What issues will the commission deal with as it makes a final determination on injury? The statute requires that findings be made on three key issues: (1) Volume. Was the absolute volume of sugar imports from Mexico, or the increase in volume, significant? (2) Price. Have there been significant price effects – underselling of U.S. prices by imported sugar, or price depression or suppression in the U.S. market? (3) Impact. Has the U.S. sugar industry experienced negative impact, such as declines in output, sales, market share, profitability, employment, etc?


The public (non-confidential) version of the ITC’s opinion (Investigation Nos. 701-TA-513 and 731-TA-1249 can be accessed for free on the ITC website by registering here) makes clear that the commissioners found evidence of volume and price effects, as well as some impact on the domestic industry. However, a similar outcome in the final investigation is far from preordained. One of the reasons is that the legal standard is different in the final. Instead of finding only a “reasonable indication” of material injury, the commission actually has to determine that the domestic industry has been materially injured, or is threatened with such injury.


Another difference is that the three-year “period of investigation” (POI) will change. Instead of beginning Oct. 1, 2010, the POI in the final will begin a year later. In other words, marketplace trends are likely to be different. A three-year downtrend in world sugar prices appears to have bottomed out in December 2013, with prices higher since then. United States’ sugar prices also have been stronger. So, in its final determination, the ITC will be working with an updated record and a more rigorous legal standard.


Another important issue is the question of “causation.” Was any injury experienced by the domestic sugar industry actually caused by imports of sugar from Mexico? The record shows that the market share of U.S. producers rose 4.2 percentage points over the POI. Were U.S. producers injured by a smaller 2.4‑percentage-point increase in the share of imports from Mexico–especially when the big losers appear to have been producers in other countries, who lost 6.6 percentage points?


There also are doubts as to whether any price effects were caused by imports from Mexico. The preliminary record shows underselling of U.S. sugar by Mexican imports in 65.8 percent of measured transactions. However, making those price comparisons no doubt was difficult because most of the imports from Mexico are of a grade called “estandar” (“standard,” in English), which has an intermediate purity range not produced in the United States. Comparing prices of products that are not identical can be tricky. Parties are actively contesting this issue. How it is resolved could have a big influence on the case.


A final uncertainty is the possibility that the sugar industries on both sides of the Rio Grande could enter into a “suspension agreement,” which would suspend the AD/CVD investigation. In this scenario, Mexican and U.S. producers would consent to some form of managed trade in sugar, agreeing to restrictions on the volume of trade or the price at which imports could be sold. This approach would need to be blessed by Commerce, which tends to listen closely to the preferences of U.S. industries. There are a number of precedents for such an arrangement, including one regulating shipments of Mexican tomatoes into the United States.

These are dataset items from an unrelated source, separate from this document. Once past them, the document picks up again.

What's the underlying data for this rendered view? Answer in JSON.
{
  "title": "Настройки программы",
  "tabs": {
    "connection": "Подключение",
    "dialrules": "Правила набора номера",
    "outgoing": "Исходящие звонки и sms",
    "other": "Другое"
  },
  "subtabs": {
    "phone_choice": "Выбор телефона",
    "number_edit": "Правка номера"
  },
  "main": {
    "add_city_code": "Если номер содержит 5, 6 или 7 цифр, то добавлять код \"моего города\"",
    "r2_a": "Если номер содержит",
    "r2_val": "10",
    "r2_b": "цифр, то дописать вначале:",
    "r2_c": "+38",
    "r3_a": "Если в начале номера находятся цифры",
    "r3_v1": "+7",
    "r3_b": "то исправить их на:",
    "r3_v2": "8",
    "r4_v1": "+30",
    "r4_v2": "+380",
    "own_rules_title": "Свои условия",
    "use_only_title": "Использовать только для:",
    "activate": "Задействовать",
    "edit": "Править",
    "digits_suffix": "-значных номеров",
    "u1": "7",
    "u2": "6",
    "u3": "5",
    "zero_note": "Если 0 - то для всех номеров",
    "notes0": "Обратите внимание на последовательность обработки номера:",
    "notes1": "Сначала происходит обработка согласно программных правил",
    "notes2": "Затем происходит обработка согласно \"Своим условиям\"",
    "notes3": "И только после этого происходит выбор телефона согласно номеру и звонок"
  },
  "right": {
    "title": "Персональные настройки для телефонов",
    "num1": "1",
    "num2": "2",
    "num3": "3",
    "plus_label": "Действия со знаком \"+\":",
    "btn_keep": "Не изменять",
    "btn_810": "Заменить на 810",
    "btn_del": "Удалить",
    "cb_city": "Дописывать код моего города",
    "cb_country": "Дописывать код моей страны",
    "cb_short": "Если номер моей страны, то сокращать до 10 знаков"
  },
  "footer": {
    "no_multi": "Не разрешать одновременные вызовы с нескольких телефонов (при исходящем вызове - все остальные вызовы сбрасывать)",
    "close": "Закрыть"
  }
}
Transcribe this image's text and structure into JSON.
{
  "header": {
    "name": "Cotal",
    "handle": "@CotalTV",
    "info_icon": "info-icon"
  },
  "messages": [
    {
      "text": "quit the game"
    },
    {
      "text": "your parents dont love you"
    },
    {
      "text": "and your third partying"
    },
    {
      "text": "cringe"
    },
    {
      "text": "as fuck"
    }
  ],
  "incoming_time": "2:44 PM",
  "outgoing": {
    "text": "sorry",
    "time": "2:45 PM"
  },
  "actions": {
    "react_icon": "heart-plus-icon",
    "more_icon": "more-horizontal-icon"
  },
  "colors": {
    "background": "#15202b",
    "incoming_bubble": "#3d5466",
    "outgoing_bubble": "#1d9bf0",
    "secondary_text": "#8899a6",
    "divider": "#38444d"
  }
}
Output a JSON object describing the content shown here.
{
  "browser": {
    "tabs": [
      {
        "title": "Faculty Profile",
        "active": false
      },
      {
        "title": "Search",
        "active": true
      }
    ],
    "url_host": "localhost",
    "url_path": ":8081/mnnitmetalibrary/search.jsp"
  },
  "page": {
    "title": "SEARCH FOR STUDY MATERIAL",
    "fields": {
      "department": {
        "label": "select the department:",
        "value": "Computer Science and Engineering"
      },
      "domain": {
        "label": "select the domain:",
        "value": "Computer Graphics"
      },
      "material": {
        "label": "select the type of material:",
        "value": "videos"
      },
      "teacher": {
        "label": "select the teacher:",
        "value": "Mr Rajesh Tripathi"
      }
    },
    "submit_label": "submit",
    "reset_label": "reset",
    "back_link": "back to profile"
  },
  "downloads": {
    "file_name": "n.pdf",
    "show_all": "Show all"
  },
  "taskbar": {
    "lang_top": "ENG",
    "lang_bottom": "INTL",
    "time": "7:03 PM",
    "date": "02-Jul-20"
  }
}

What to say about such a suspension agreement? Managed trade always will limit the gains that can be achieved by open and competitive markets, thus causing deadweight losses to consumers and the broader economy. However, an agreement that allows some imports from Mexico clearly is preferable to large AD/CVD levies that allow none.


Those who support economic growth and opportunity should hope that no suspension agreement is reached, and that the ITC ends the threat of AD/CVD duties by concluding that Mexican sugar has not injured the U.S. sugar industry. The real injury in this marketplace is caused by the barrier between producers and consumers created by the U.S. sugar program. It’s time to end that injury by taking those fetters off.